# Whoever said R32's don't need a frame notch is full of it



## DarkSideGTI (Aug 11, 2001)

I did some investigating today to see what my hold up is.

Passenger side:









Drivers side:










Drivers side control arm, I had to wedge the key under.










Some shots to try to find what my hold up is on the drivers side.
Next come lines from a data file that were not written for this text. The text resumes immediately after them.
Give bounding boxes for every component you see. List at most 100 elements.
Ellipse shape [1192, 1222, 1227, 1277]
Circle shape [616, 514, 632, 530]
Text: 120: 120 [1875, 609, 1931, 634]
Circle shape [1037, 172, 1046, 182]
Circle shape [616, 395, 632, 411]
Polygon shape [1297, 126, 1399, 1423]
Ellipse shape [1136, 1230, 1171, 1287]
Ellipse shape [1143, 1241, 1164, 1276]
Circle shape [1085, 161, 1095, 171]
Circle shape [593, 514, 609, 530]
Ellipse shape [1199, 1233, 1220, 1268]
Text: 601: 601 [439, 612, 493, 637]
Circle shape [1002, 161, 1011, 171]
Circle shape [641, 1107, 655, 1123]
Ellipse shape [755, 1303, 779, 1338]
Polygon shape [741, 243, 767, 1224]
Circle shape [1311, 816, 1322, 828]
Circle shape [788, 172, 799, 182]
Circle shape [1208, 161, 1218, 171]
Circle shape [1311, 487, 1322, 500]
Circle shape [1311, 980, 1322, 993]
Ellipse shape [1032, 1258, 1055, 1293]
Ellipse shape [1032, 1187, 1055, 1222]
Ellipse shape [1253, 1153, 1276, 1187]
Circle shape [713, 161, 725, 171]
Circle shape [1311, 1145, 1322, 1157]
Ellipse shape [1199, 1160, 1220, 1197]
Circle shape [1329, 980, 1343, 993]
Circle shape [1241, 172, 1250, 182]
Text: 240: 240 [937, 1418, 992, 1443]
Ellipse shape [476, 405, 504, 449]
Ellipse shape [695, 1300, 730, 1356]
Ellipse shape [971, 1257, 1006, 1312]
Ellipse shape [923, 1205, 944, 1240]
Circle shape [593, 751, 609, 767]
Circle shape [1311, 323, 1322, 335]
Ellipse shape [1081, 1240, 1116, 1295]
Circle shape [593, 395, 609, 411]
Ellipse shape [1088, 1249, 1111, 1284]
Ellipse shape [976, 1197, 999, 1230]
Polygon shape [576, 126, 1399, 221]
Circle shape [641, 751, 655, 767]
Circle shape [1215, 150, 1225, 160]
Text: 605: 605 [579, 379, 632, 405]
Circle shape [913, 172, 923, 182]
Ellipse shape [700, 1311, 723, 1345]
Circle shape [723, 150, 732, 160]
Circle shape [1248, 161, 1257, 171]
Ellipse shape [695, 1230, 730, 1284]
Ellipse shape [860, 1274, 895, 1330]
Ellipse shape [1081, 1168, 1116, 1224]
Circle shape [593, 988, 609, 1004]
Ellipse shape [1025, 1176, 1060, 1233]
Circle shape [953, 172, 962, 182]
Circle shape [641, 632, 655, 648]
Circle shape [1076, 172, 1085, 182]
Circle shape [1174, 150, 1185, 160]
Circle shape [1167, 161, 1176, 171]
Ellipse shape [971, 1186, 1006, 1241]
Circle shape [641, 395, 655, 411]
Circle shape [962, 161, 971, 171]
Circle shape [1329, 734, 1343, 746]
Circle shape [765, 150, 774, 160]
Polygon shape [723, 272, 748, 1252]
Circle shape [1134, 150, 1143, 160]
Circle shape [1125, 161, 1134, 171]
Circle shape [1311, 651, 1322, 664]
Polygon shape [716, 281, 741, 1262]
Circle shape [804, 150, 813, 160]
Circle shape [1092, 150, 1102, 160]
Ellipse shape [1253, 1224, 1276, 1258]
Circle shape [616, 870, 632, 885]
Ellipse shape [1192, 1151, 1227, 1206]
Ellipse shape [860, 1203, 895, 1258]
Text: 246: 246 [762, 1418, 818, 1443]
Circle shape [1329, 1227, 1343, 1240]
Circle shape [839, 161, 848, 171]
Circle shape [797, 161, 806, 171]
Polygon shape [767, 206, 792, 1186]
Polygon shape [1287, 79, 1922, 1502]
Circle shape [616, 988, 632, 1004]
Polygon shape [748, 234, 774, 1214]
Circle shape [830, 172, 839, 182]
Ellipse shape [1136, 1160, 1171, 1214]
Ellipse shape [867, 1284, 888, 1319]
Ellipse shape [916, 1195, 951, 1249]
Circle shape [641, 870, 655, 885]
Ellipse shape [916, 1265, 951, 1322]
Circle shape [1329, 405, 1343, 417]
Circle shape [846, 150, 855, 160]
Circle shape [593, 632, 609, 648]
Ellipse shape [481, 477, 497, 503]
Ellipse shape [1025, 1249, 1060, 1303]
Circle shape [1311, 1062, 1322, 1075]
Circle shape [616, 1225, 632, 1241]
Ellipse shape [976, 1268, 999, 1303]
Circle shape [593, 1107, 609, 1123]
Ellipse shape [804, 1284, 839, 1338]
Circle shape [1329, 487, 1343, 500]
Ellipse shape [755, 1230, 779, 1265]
And it's obvious what is holding me up on the passenger side.


----------



## DFWSKATE (Sep 6, 2007)

might wanna space those fronts out a few MM :thumbup:


----------



## DarkSideGTI (Aug 11, 2001)

just threw some 5mm spacers on today.


----------



## capt2.slow (Dec 31, 2004)

this is true, notch that pass side and you willl be golden


----------



## whitepepper (Feb 10, 2009)

Mk5's come notched.


----------



## DarkSideGTI (Aug 11, 2001)

whitepepper said:


> Mk5's come notched.


as do MK4's, but obviously it's not enough.


----------



## SoloGLI (Jan 20, 2005)

I dunno who said R32's don't need a notch, but after I notched my TT it made a WORLD of a difference. Dropped the front of the car a very noticeable amount. Get the notch and you'll be on the ground.


----------



## Morio (Feb 16, 1999)

SoloGLI said:


> I dunno who said R32's don't need a notch, but after I notched my TT it made a WORLD of a difference. Dropped the front of the car a very noticeable amount. Get the notch and you'll be on the ground.


x2 notched before I got my bags:thumbup:


----------



## platinumedVR6 (Mar 22, 2005)

whitepepper said:


> Mk5's come notched.


untrue. we actually just notched a mk5 R last night. It doesnt need much of a notch, but it needs one none the less.:thumbup:


----------



## TurboREX (Aug 7, 2006)

yeah i finally got around 2 my install today and was pissed to see the passenger side nice and uneven


----------



## DarkSideGTI (Aug 11, 2001)

at what height are you guys hitting the inner fender pinch welds? I have bent mine a bit, but they are not completely flat.


----------



## DarkSideGTI (Aug 11, 2001)

DarkSideGTI said:


> at what height are you guys hitting the inner fender pinch welds? I have bent mine a bit, but they are not completely flat.


anyone?


----------



## proshot (Apr 22, 2004)

Depends on tire size.

I know with a 205/45/17, I hit them from time to time when I was 22 static. I had a small groove in my tire.

Just hammer those bitches flat and call it a day.


----------



## DarkSideGTI (Aug 11, 2001)

I'm on a 215/40/18. I have hammered them a bit, but to totally get them flat I need to pull the bags as they get in the way of the hammer.


----------



## arethirdytwo (Apr 4, 2007)

I will have to take some fender off pictures this Monday as I am that low and am not on the weld... Hummm.


----------



## Swbd4L (Aug 25, 2008)

notch = 22's for you sir


----------



## TurboREX (Aug 7, 2006)

Swbd4L said:


> notch = 22's for you sir


I am at 22 without notch on the driverside, but pass side def ness a notch


----------



## DarkSideGTI (Aug 11, 2001)

so I noticed when I ride low I was rubbing my IC pipe on my axle. Solution, notch the pipe. :laugh:


----------



## AlexsVR6 (Jul 24, 2007)

haha nice fix.


----------



## Swbd4L (Aug 25, 2008)

Control arms on the ground as well as frame on the ground with passenger notch on 18's


----------